Friday, February 5, 2010

Nostalgia In The 70s - A Vintage Fashion Of Looking Back At More Vintage Fashion

The 1970s started the disco craze, shoulder length hair (remember that Bill Clinton facial hair picture?), polyester suits, and the ubiquitous smiley face. It was the decade that saw the hippie style, the 'streaker' and the romantic, and the strange fad of walking down the street naked!

But it was also a decade when people looked 40 years back into the 1920s and 30s and pined for what might have been. Those were some of the worst years in American history, with the Prohibition, the Great Depression and the Second World War. But the 70s had their Vietnam, and people just wanted to turn the clock back to times they felt might have been better. And they went for the 20s and 30s because they had visual representation of these years, unlike any other day or age, in the silent era movies.

This is the famous “Nostalgia” of the late 60s and the 70s.

When you look 40 years back to the days of your grandparents and parents, you ignore the pain and suffering they might have faced and just focus on the good times you "imagine" that they might have had. This is basic romanticism, and no other era saw this more manifest than in 1967 when Bonny and Clyde came out and Theodore Runkle did the clothes.

They were just sensational, and people just loved the trim, petite Bonnie Parker with the perfect beret and the long skirts. Who cared if she was the nastiest woman to come out of the 1920s with guns blazing that did some of the ugliest crimes of the century? She was sophisticated, she had fire and a good deal of ice; and she was from an era which people just loved to romanticize about.

A 1971 Life Magazine article summed up the mood of the era in a piece called "Nostalgia." The cover showed Rita Hayworth, Ruby Keeler, Paulette Duval, Myrna Loy, Joan Crawford, Betty Garble, 6 silent era actresses, in a heart shape. The article talked about the 1970s revival of the famous 1925 musical "No, No, Nanette," which was a Caesar-Harbach hit from the 1920s that saw 655 Broadway performances.

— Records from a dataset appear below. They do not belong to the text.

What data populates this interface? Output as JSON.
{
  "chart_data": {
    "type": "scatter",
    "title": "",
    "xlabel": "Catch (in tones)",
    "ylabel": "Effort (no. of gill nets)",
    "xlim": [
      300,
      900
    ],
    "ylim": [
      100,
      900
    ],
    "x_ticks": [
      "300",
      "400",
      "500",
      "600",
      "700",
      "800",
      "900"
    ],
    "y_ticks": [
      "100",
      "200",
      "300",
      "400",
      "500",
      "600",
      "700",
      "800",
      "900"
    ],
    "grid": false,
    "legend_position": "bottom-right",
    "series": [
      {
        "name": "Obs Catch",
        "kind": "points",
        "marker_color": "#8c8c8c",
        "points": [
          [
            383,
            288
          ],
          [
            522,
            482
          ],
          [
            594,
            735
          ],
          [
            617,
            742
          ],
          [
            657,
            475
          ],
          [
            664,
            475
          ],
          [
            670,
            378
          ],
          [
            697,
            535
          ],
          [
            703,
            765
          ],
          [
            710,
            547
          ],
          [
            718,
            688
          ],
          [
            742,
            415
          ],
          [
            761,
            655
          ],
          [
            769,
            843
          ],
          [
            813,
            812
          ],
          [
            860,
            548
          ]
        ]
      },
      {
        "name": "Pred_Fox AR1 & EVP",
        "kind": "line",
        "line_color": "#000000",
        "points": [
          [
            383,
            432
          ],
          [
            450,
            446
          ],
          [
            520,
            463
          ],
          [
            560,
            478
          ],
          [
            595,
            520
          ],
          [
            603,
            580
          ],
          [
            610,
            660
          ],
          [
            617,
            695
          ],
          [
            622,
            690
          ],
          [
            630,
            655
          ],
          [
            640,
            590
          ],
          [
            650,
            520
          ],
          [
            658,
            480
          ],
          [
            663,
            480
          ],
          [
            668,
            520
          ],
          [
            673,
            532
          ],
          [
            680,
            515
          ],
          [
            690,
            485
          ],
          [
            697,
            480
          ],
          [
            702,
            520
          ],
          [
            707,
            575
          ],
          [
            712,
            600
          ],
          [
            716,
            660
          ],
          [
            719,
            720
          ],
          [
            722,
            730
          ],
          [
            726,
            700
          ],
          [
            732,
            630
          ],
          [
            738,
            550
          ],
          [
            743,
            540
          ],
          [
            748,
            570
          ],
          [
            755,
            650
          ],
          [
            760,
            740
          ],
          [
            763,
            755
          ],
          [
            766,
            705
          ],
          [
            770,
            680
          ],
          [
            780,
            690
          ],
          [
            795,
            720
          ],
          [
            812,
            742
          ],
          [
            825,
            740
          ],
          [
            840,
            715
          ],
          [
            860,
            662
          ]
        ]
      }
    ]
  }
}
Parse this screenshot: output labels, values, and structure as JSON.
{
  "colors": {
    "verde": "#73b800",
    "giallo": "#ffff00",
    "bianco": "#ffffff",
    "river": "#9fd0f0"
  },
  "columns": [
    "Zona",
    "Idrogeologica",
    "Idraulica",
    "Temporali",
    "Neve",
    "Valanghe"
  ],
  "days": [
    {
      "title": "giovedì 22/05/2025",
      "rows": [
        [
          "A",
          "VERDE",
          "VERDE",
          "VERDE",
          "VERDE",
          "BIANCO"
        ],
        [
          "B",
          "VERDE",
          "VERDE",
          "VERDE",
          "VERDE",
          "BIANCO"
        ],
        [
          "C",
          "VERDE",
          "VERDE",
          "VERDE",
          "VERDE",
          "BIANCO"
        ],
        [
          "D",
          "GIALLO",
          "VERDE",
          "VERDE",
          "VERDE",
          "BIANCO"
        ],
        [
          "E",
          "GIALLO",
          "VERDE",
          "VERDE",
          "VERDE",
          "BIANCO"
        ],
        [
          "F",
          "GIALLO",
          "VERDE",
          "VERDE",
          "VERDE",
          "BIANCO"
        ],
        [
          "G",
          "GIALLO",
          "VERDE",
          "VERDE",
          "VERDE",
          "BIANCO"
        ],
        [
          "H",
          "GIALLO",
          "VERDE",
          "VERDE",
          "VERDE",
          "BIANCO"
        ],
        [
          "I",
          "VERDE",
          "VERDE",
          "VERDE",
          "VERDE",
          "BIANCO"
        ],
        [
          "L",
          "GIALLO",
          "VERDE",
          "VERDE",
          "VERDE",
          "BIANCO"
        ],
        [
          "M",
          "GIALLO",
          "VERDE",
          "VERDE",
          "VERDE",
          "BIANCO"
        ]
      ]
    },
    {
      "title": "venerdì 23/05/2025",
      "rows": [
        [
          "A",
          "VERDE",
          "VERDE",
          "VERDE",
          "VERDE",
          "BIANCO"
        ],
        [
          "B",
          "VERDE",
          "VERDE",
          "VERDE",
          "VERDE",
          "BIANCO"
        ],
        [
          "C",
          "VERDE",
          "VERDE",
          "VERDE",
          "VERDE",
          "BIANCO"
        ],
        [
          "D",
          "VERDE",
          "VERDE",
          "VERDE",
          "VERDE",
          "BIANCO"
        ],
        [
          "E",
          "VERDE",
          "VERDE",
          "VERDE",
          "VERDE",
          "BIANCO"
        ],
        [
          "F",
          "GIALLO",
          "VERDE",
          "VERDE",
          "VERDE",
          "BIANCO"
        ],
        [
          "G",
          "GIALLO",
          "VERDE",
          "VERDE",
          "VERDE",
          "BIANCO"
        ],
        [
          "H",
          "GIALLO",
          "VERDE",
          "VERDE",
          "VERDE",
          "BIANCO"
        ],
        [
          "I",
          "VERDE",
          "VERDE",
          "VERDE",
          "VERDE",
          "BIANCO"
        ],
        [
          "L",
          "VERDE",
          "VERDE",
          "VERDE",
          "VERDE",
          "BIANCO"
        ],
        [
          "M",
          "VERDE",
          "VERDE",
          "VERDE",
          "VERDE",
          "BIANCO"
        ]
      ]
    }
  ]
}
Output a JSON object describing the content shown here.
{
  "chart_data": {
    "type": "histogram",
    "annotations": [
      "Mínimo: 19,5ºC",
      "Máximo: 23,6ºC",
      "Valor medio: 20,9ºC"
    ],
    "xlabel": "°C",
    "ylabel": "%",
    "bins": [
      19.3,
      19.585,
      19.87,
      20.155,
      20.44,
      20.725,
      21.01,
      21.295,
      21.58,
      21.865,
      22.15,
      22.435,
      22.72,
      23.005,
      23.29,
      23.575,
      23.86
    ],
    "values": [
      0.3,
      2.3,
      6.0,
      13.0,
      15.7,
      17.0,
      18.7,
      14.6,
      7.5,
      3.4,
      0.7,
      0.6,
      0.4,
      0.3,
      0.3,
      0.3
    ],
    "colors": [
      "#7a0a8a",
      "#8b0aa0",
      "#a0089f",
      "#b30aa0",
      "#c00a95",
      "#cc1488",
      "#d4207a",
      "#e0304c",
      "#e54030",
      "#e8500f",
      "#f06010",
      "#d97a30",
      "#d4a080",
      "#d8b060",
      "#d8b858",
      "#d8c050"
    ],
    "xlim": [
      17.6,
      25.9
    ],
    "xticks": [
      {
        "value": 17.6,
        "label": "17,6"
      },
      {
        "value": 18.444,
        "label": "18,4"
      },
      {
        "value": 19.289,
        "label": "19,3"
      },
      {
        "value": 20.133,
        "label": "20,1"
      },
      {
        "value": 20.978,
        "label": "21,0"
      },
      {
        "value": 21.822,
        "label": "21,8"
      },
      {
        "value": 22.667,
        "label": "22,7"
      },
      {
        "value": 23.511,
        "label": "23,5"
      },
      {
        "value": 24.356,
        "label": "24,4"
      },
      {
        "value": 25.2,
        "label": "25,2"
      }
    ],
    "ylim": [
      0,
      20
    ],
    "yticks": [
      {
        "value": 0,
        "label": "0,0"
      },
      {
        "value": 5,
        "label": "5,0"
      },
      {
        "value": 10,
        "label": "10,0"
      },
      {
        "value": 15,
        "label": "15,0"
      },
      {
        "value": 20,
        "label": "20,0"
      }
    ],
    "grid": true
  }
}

The 1971 Broadway revival was directed by Busby Berkeley, and legends like Ruby Keeler, Helen Gallagher and others came out of retirement and were featured in it. The musical sparked a great interest in the costume of the 20s and 30s, and almost single handedly produced the Vintage clothing market.

Boutiques like Mr. John revived old classics like the fedora. The hat was wildly popular in the 70s. There were cut-jersey gowns from Halston, like the ones movie stars used to wear in the 30s. These, too, became highly popular.
It was a wonderful era. People were throwing away the gloom of the wars, and trying out a mod approach.

But even while they were doing that, they were discovering inspiration in the fashion of days gone by. Bell bottoms, hot pants, gypsy dresses and t-shirts - the fashion statements of the 1970s - can all be traced back to this nostalgic view of the 1920s, and to some latter day adaptations of things our great grandmas would readily recognize as their own.